The image of great canoes sailing from island to island across the great vastness of the Pacific that Joe Sapati Moeono-Kolio used in his intervention at last year’s synod of bishops on young people, the faith and vocational discernment captured the attention of Pope Francis: “ We relied on our elders, who read the stars and currents, steering us in the right direction.

But to get the canoe moving required strong paddlers — our young people — who would power the canoe and eventually get us to our destination . . . Both understood the importance of this relationship because they were in the same canoe and if I could be so bold as to say it here — so are we.”

At the end of his intervention, the Holy Father looked directly at Joe as he applauded enthusiastically.

An old person and a young person looking at each other across the synod hall, inspiring and encouraging each other. This is the image Pope Francis dreams of, of a Church that harnesses the enthusiasm and energy of young people and, at the same time, embraces the wisdom of elders and the rich heritage of believers down the centuries of the Church. This is the dream that is addressed to young people and to the entire People of God in Pope Francis’ post-synodal apostolic exhortation Christus Vivit (Christ is Alive).

Before the synod process, thousands of young people from around the world took part in reflection groups, on-line surveys and pre-synod meetings. Some 60 young people gave magnificent interventions and insights in the synod hall and in the small group meetings. At the end of the interventions, their applause and cheering were a barometer of the concerns they have for our Church and world. Pope Francis was certainly noticing their responses and enjoying their enthusiasm, while veteran bishops of previous synods said there had never been such energy at a synod.

In Christus Vivit, Pope Francis invites young people, and indeed all of us, to rediscover the young people of salvation history, the young people of enthusiasm and energy of the Old Testament, the young people that Jesus surrounded himself with and, most importantly, the young Jesus who “gave his life when he was, in today’s terms, a young adult”. Christ is ever young. The Pope also offers the example of a myriad of young saints to encourage and “awaken us from lethargy”.

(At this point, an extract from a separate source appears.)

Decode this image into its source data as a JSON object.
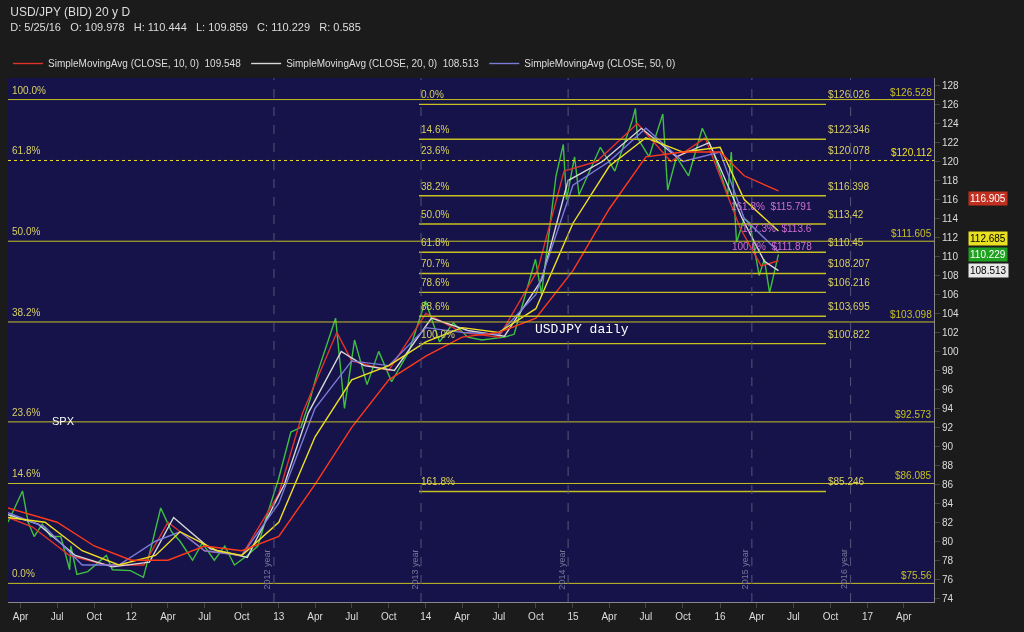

It is the rediscovery of God’s gift of youth for the life of the Church and world, of listening with sensitivity and engaging with their energy that can enable the Church to experience renewal and keep her ever young like the ever young Christ we follow and serve.

“We adults can often be tempted to list all the problems and failings of today’s young people,” writes the Pope. Those called to be a parent, pastor or guide to young people are there to nurture and encourage, not extinguish or crush. Yet there are so many influences that can do that to young people. Christus Vivit gives a glimpse of the reality and challenges they face in the different contexts in the world. To all these young people, the Pope says “Jesus, brimming with life, wants to help you make your youth worthwhile”.

One of the things that I love about the Holy Father is his passion for Christ and his passion for people. So he challenges young people not to let the world “exploit your youth to promote a shallow life that confuses beauty with appearances”. He talks about our young people being robbed of the beauty of life by the superficiality of our consumerist and individualistic society.

Pope Francis also reminds us older people that “young people should always have a critical spirit”. They are always, in a sense, prophets of every age who see what is lacking in the Church and society. Francis calls on us to accompany our young people in a way that brings out the best of our young people so the old may dream dreams and the young see visions.

All of us are called by God, called first to life, to friendship with God and to holiness. This requires us to be open to each other, which is not easy in a world of self-opinion. Picking up Joe’s imagery of the ocean-going canoe, we are all paddling in our own direction. Christus Vivit invites all of us in the Church, young and old, to paddle with Christ, as in our discernment together we navigate the winds and currents of our age to answer the call that he places in each of our hearts.

Christus Vivit! Christ is alive! He is our hope and he wants you, us, to be alive!

Bishop Stephen Lowe is Bishop of Hamilton. He was the New Zealand bishop who attended the synod last year.